Nevertheless, the first aromatase duplication, shared by pigs and peccaries, appears to have happened in the late Eocene (recognizing the error associated with these dates), around 35 Ma (Figure 4). This was a time of great global change, with dramatic cooling in the higher latitudes. More archaic kinds of mammals (e.g., some earlier families of perissodactyls and artiodactyls) became extinct, while many modern families (including the Suidae and Tayassuidae) became established at this time . Suoids differed from other contemporaneous ungulates in their commitment to omnivory, even though a few forms, such as the modern warthog Phacochoerus aethiopicus, are more specialized herbivores. Perhaps the ability to bear a slightly larger litter than other artiodactyls was advantageous to them in this time of global ecological transition. However, it should be noted that larger litters usually mean altricial (i.e., relatively underdeveloped) young, a reproductive strategy apparently not available to larger, cursorial (running-adapted) ungulates, which give birth to precocial (i.e., well developed) young that are fully locomotory at birth .

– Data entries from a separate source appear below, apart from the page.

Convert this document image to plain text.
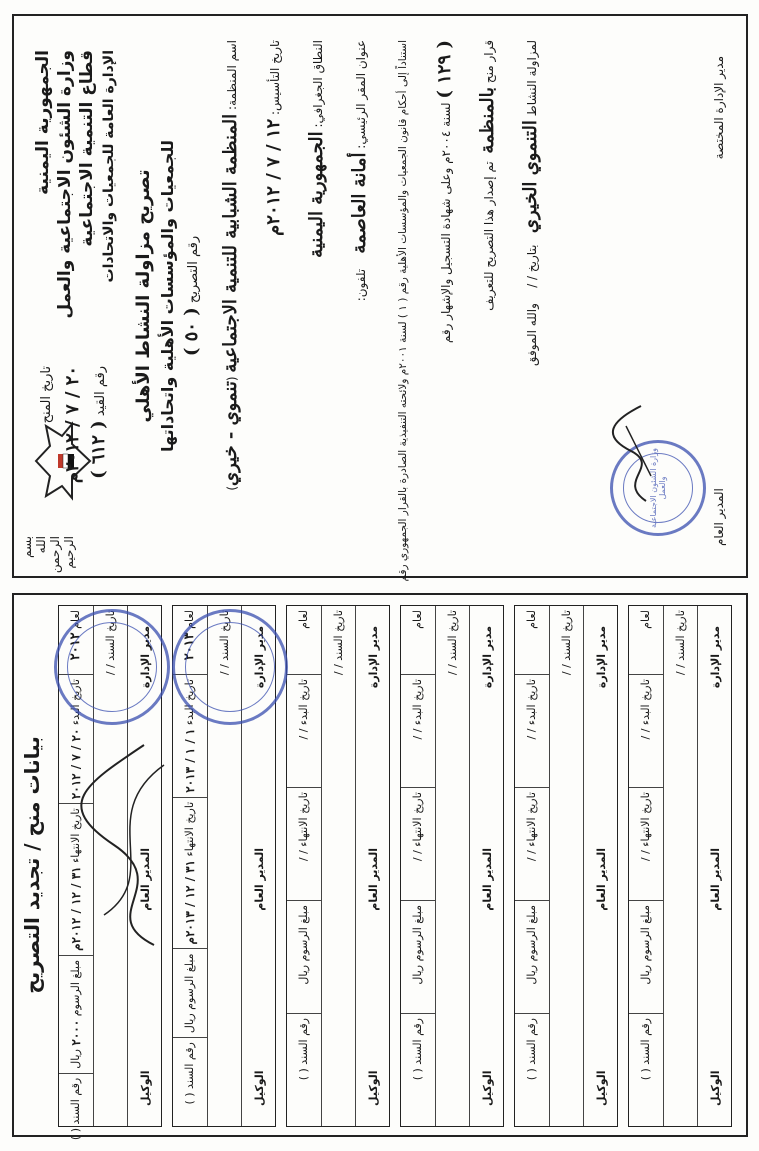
بسم الله الرحمن الرحيم
الجمهورية اليمنية وزارة الشئون الاجتماعية والعمل قطاع التنمية الاجتماعية الإدارة العامة للجمعيات والاتحادات
تاريخ المنح
٢٠ / ٧ / ٢٠١٢م رقم القيد ( ٦١٢ )
تصريح مزاولة النشاط الأهلي للجمعيات والمؤسسات الأهلية واتحاداتها رقم التصريح ( ٥٠ )
اسم المنظمة: المنظمة الشبابية للتنمية الاجتماعية (تنموي - خيري)
تاريخ التأسيس: ١٢ / ٧ / ٢٠١٢م
النطاق الجغرافي: الجمهورية اليمنية
عنوان المقر الرئيسي: أمانة العاصمة    تلفون:
استناداً إلى أحكام قانون الجمعيات والمؤسسات الأهلية رقم ( ١ ) لسنة ٢٠٠١م ولائحته التنفيذية الصادرة بالقرار الجمهوري رقم	( ١٢٩ ) لسنة ٢٠٠٤م وعلى شهادة التسجيل والإشهار رقم
قرار منح بالمنظمة  تم إصدار هذا التصريح للتعريف
لمزاولة النشاط التنموي الخيري   بتاريخ / /    والله الموفق
مدير الإدارة المختصة
المدير العام
وزارة الشئون الاجتماعية والعمل
بيانات منح / تجديد التصريح
لعام

٢٠١٢
تاريخ البدء

٢٠ / ٧ / ٢٠١٢
تاريخ الانتهاء

٣١ / ١٢ / ٢٠١٢م
مبلغ الرسوم

٢٠٠٠

ريال
رقم السند

( )
تاريخ السند

/ / مدير الإدارة
المدير العام
الوكيل
لعام

٢٠١٣
تاريخ البدء

١ / ١ / ٢٠١٣
تاريخ الانتهاء

٣١ / ١٢ / ٢٠١٣م
مبلغ الرسوم

ريال
رقم السند

( )
تاريخ السند

/ / مدير الإدارة
المدير العام
الوكيل
لعام
تاريخ البدء

/ /
تاريخ الانتهاء

/ /
مبلغ الرسوم

ريال
رقم السند

( )
تاريخ السند

/ / مدير الإدارة
المدير العام
الوكيل
لعام
تاريخ البدء

/ /
تاريخ الانتهاء

/ /
مبلغ الرسوم

ريال
رقم السند

( )
تاريخ السند

/ / مدير الإدارة
المدير العام
الوكيل
لعام
تاريخ البدء

/ /
تاريخ الانتهاء

/ /
مبلغ الرسوم

ريال
رقم السند

( )
تاريخ السند

/ / مدير الإدارة
المدير العام
الوكيل
لعام
تاريخ البدء

/ /
تاريخ الانتهاء

/ /
مبلغ الرسوم

ريال
رقم السند

( )
تاريخ السند

/ / مدير الإدارة
المدير العام
الوكيل
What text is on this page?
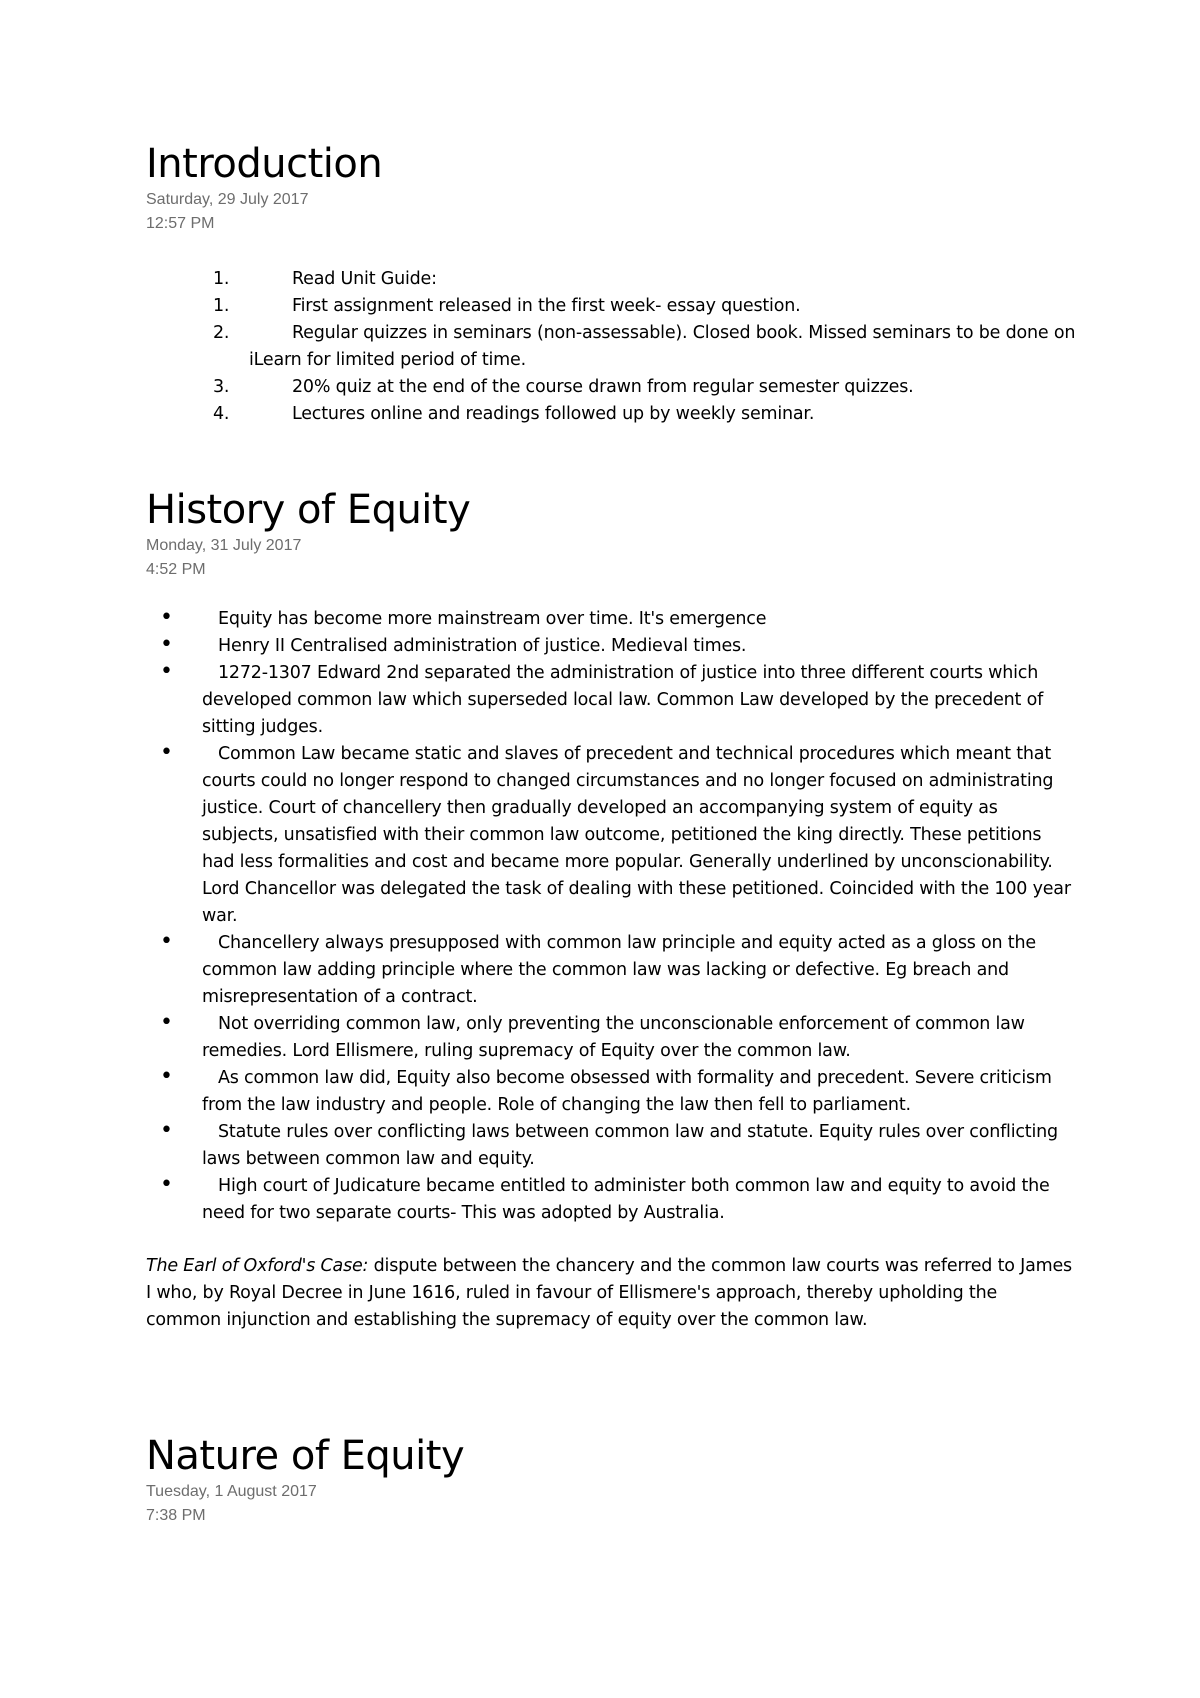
Introduction
Saturday, 29 July 2017
12:57 PM
1.	Read Unit Guide:
1.	First assignment released in the first week- essay question.
2.	Regular quizzes in seminars (non-assessable). Closed book. Missed seminars to be done on iLearn for limited period of time.
3.	20% quiz at the end of the course drawn from regular semester quizzes.
4.	Lectures online and readings followed up by weekly seminar.
History of Equity
Monday, 31 July 2017
4:52 PM
•	Equity has become more mainstream over time. It's emergence
•	Henry II Centralised administration of justice. Medieval times.
•	1272-1307 Edward 2nd separated the administration of justice into three different courts which developed common law which superseded local law. Common Law developed by the precedent of sitting judges.
•	Common Law became static and slaves of precedent and technical procedures which meant that courts could no longer respond to changed circumstances and no longer focused on administrating justice. Court of chancellery then gradually developed an accompanying system of equity as subjects, unsatisfied with their common law outcome, petitioned the king directly. These petitions had less formalities and cost and became more popular. Generally underlined by unconscionability. Lord Chancellor was delegated the task of dealing with these petitioned. Coincided with the 100 year war.
•	Chancellery always presupposed with common law principle and equity acted as a gloss on the common law adding principle where the common law was lacking or defective. Eg breach and misrepresentation of a contract.
•	Not overriding common law, only preventing the unconscionable enforcement of common law remedies. Lord Ellismere, ruling supremacy of Equity over the common law.
•	As common law did, Equity also become obsessed with formality and precedent. Severe criticism from the law industry and people. Role of changing the law then fell to parliament.
•	Statute rules over conflicting laws between common law and statute. Equity rules over conflicting laws between common law and equity.
•	High court of Judicature became entitled to administer both common law and equity to avoid the need for two separate courts- This was adopted by Australia.

The Earl of Oxford's Case: dispute between the chancery and the common law courts was referred to James I who, by Royal Decree in June 1616, ruled in favour of Ellismere's approach, thereby upholding the common injunction and establishing the supremacy of equity over the common law.

Nature of Equity
Tuesday, 1 August 2017
7:38 PM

The second aromatase duplication, with the ensuing capacity to produce multiple young, probably occurred within the family Suidae, some time during the Oligocene. The molecular data suggest dates of divergence between porcine fetal and placental aromatases as between 27–38 Ma, and the earliest known suid is of early Oligocene age , around 33 Ma (Figure 4). Large litters may have characterized the entire suid family. While the extant subfamily Suinae is primarily a Plio-Pleistocene radiation, during the Oligocene to Pliocene suids were exceedingly diverse taxonomically (with six other subfamilies known) as well as individually abundant as fossils [32,33,67]. In contrast, the predominantly North American tayassuids were never as diverse. It is possible that this tremendous Old-World diversity of suids, which continues to this day, is related to their capacity for the production of large litters.
This type of speculation opens questions. For example, the babirusa (an Indonesian pig) is reported to have average litters of one-two individuals [68,69]. While it is possible that litters contain three-four individuals, the occurrence is low . If the common ancestor of babirusa with the African/Eurasian Suinae had a larger litter, then the babirusa must be hypothesized to represent a reversion to the more primitive condition. At present, however, relatively little is known of either the molecular biology or the natural history of babirusa. The date of divergence from modern swine is placed between 12–26 million years [71,72], while our TREx analysis using cytochrome b places this data at ca. 18 Ma (data not shown). Clearly, further study is warranted.